Is the rise of companies like Foodoro and Foodzie a sign of how the food marketplace is changing? While there is nothing like the experience of going to a real life farmer’s market, smelling the fresh produce, tasting samples, and interacting with producers themselves, not everyone can afford the time, leisure, or access to do so.
Emily Olson, co-founder and CMO of Foodzie, explained, “The concept behind Foodzie came to be because I wanted to create a better place where consumers could both discover unique products and get to meet the people behind their food.” Prior to founding Foodzie, Emily worked for a specialty food retailer and had the opportunity to work closely with the buyers. She said, “I saw all these samples that were sent into our office everyday that never made it onto the shelves of our stores. There were just too many barriers, even for food producers with fantastic products.”
Jay Moon, co-founder of Foodoro, echoed this sentiment. He noted, “Many independent foodmakers don’t have the resources to do much in the way of marketing. We want to make it really easy for producers to market and sell directly to customers, and part of that is building their e-commerce reach.” Foodoro provides a customizable e-commerce widget that vendors can embed on their own sites to allow customers to easily buy their products.

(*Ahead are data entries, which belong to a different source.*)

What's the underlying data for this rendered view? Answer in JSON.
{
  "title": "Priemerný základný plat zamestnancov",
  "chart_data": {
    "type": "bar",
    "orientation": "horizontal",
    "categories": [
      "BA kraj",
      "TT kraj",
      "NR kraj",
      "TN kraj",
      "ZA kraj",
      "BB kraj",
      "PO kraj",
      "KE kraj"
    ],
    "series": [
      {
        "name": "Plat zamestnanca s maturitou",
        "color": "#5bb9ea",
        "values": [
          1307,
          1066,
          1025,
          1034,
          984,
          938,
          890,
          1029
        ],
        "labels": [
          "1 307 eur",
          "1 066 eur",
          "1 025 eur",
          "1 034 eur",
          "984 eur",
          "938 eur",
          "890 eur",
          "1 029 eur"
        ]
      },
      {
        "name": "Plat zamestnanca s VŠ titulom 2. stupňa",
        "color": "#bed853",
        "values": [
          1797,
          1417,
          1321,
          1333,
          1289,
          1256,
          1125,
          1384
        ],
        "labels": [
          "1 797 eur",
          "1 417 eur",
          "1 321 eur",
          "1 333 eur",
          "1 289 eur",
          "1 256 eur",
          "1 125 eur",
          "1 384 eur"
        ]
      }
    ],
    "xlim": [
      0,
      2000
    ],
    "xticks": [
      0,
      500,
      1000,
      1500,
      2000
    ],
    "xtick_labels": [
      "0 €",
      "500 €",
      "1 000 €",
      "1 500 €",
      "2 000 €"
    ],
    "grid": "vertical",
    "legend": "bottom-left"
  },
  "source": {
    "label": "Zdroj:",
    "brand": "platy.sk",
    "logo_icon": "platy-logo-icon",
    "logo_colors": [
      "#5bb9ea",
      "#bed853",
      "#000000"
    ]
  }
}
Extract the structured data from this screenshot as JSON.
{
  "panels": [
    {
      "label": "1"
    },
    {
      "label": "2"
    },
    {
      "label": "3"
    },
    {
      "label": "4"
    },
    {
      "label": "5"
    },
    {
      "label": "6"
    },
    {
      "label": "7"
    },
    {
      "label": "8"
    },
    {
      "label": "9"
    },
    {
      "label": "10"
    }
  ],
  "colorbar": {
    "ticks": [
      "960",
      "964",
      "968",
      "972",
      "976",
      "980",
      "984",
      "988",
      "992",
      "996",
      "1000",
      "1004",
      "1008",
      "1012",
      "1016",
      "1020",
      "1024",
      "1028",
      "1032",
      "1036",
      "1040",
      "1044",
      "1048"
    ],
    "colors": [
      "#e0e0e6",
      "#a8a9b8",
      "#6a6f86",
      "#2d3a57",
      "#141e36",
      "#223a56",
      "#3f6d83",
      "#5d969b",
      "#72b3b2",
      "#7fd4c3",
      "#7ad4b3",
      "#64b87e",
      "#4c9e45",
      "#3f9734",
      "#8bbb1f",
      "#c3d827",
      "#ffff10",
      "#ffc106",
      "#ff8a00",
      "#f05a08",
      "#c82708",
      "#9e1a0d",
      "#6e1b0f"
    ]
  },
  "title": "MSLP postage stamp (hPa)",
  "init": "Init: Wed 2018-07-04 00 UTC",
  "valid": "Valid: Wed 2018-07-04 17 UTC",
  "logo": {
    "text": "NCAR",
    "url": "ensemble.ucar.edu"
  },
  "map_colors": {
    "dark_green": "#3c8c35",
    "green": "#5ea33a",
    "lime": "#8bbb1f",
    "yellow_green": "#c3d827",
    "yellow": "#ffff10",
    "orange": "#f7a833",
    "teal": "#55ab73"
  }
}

Foodoro has also reached out to the food blogging community, allowing bloggers to use this widget as part of an affiliate program where they can earn a percentage on purchases made through referrals.
While the overall reaction from the food community towards these sites have been generally positive, a few critics have raised the issue that online market places like Foodoro and Foodzie go against the principles of eating locally.
Jay responded, “Actually, shipping a package produces less carbon emissions than driving even a short distance. Studies have shown that, by far, the largest environmental cost of traditional shopping is when a consumer drives a car to a store.”
“For many people eating everything locally is almost impossible,” Emily added. “Often there are products that just aren’t available locally and we want to enable people to support small producers in the US rather than turn to their supermarket where they will all too often be buying imported goods.”
Both Foodoro and Foodzie encourage people to support local producers, and get out to their local farmer’s market. Foodoro has a store and farmer’s market locator for many of their foodmakers, and Foodzie allows people to view their producers by location, enabling consumers to make their own choices about buying locally.
Despite the occasional neigh-sayer, I for one am grateful for this apparent rise of the foodie online market. It supports the underdog and I like that. Small bootstrap businesses devoted to specialized goods, family-run operations, artisan producers with a passion for quality and time-honored traditions, rock on.
Sites like Foodoro and Foodzie just may save the underdog of the food world in a time when they are in danger of extinction at the hands of efficiency and modernization.